Em mensagens direcionadas a militantes do Partido Socialista Unido da Venezuela e a movimentos sociais, ele defendeu a mobilização contínua nas ruas como forma de manter pressão política.
Segundo o discurso, a estratégia busca sustentar a base chavista ativa enquanto Maduro permanece detido fora do país. As informações são do InfoMoney.
Mobilização e discurso político
De acordo com declarações reproduzidas por meios oficiais venezuelanos, o foco das manifestações será a defesa da chamada “dignidade nacional” e da herança política de Hugo Chávez.
O filho de Maduro afirmou que a captura do pai não representa o fim do projeto chavista e sinalizou que o grupo pretende trabalhar politicamente para que o ex-presidente retorne ao país.
A convocação ocorre após protestos organizados nos últimos dias contra a presença militar americana e reforça a tentativa de demonstrar coesão interna, mesmo diante da mudança abrupta no comando do Executivo.
Prisão de Maduro e acusações nos EUA
Como noticiado pelo O Brasilianista, Maduro e sua esposa, Cilia Flores, foram capturados na madrugada de sábado (03) e levados para Nova Iorque. Ambos devem comparecer ao Tribunal Distrital Federal de Manhattan para responder a acusações apresentadas pela Justiça dos Estados Unidos.
Segundo a Procuradora-Geral norte-americana, Pamela Bondi, o ex-presidente venezuelano foi indiciado por crimes como conspiração para narcoterrorismo, tráfico internacional de cocaína e posse ilegal de armas.
As autoridades americanas alegam ligação de Maduro com o chamado “Cartel de los Soles”, apontado como organização criminosa atuante no tráfico de drogas.
Governo interino e pedido de diálogo
Após a retirada forçada de Maduro, a vice-presidente Delcy Rodríguez assumiu o comando interino do país, com respaldo das Forças Armadas e autorização do Supremo venezuelano.
Um dia depois da operação, Delcy enviou carta ao presidente dos EUA, Donald Trump, propondo diálogo direto e uma “agenda de cooperação”.
Segundo O Brasilianista, a presidente interina pediu o fim das hostilidades e defendeu que qualquer relação bilateral respeite a soberania e o direito internacional, num cenário marcado por sanções econômicas e acusações criminais.

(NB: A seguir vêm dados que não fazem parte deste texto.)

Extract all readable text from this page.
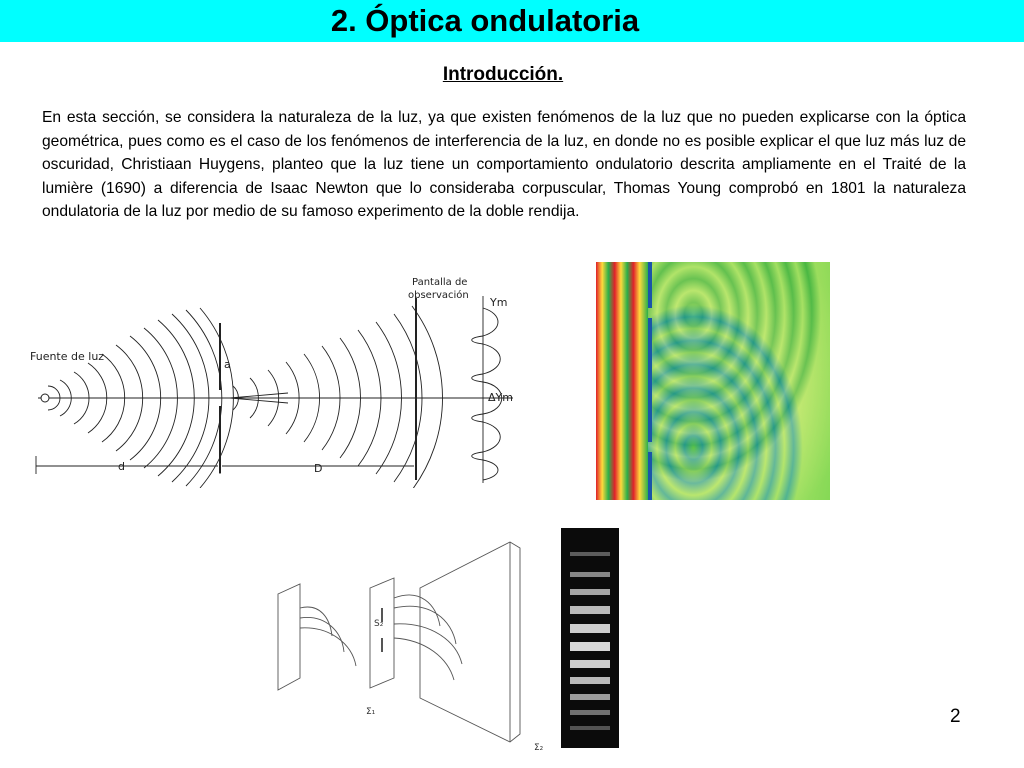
2. Óptica ondulatoria
Introducción.
En esta sección, se considera la naturaleza de la luz, ya que existen fenómenos de la luz que no pueden explicarse con la óptica geométrica, pues como es el caso de los fenómenos de interferencia de la luz, en donde no es posible explicar el que luz más luz de oscuridad, Christiaan Huygens, planteo que la luz tiene un comportamiento ondulatorio descrita ampliamente en el Traité de la lumière (1690) a diferencia de Isaac Newton que lo consideraba corpuscular, Thomas Young comprobó en 1801 la naturaleza ondulatoria de la luz por medio de su famoso experimento de la doble rendija.
Fuente de luz
Pantalla de
observación
Ym
ΔYm
a
d	D
S₂
Σ₁
Σ₂
2
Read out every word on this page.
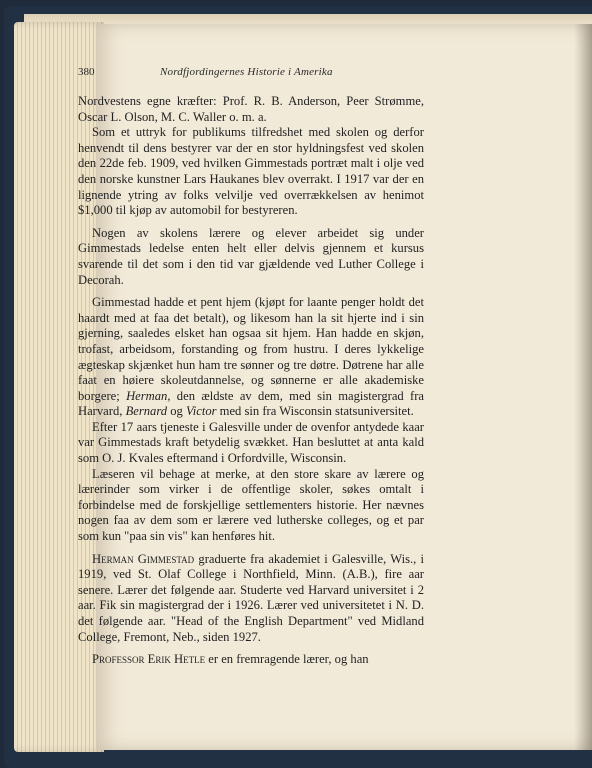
380	Nordfjordingernes Historie i Amerika

Nordvestens egne kræfter: Prof. R. B. Anderson, Peer Strømme, Oscar L. Olson, M. C. Waller o. m. a.

Som et uttryk for publikums tilfredshet med skolen og derfor henvendt til dens bestyrer var der en stor hyldningsfest ved skolen den 22de feb. 1909, ved hvilken Gimmestads portræt malt i olje ved den norske kunstner Lars Haukanes blev overrakt. I 1917 var der en lignende ytring av folks velvilje ved overrækkelsen av henimot $1,000 til kjøp av automobil for bestyreren.

Nogen av skolens lærere og elever arbeidet sig under Gimmestads ledelse enten helt eller delvis gjennem et kursus svarende til det som i den tid var gjældende ved Luther College i Decorah.

Gimmestad hadde et pent hjem (kjøpt for laante penger holdt det haardt med at faa det betalt), og likesom han la sit hjerte ind i sin gjerning, saaledes elsket han ogsaa sit hjem. Han hadde en skjøn, trofast, arbeidsom, forstanding og from hustru. I deres lykkelige ægteskap skjænket hun ham tre sønner og tre døtre. Døtrene har alle faat en høiere skoleutdannelse, og sønnerne er alle akademiske borgere; Herman, den ældste av dem, med sin magistergrad fra Harvard, Bernard og Victor med sin fra Wisconsin statsuniversitet.

Efter 17 aars tjeneste i Galesville under de ovenfor antydede kaar var Gimmestads kraft betydelig svækket. Han besluttet at anta kald som O. J. Kvales eftermand i Orfordville, Wisconsin.

Læseren vil behage at merke, at den store skare av lærere og lærerinder som virker i de offentlige skoler, søkes omtalt i forbindelse med de forskjellige settlementers historie. Her nævnes nogen faa av dem som er lærere ved lutherske colleges, og et par som kun "paa sin vis" kan henføres hit.

Herman Gimmestad graduerte fra akademiet i Galesville, Wis., i 1919, ved St. Olaf College i Northfield, Minn. (A.B.), fire aar senere. Lærer det følgende aar. Studerte ved Harvard universitet i 2 aar. Fik sin magistergrad der i 1926. Lærer ved universitetet i N. D. det følgende aar. "Head of the English Department" ved Midland College, Fremont, Neb., siden 1927.

Professor Erik Hetle er en fremragende lærer, og han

Discurso de Washington e alerta da ONU
Mesmo diante do apelo diplomático, Trump declarou que não descarta uma nova intervenção militar, caso considere necessário.
O secretário de Estado, Marco Rubio, afirmou que os Estados Unidos não pretendem governar a Venezuela, mas utilizarão instrumentos econômicos, como restrições ao setor de petróleo, para pressionar o país.
O secretário-geral da Organização das Nações Unidas, António Guterres, alertou que a operação pode gerar consequências graves para a estabilidade da América do Sul, reforçando o debate internacional sobre limites de intervenções externas.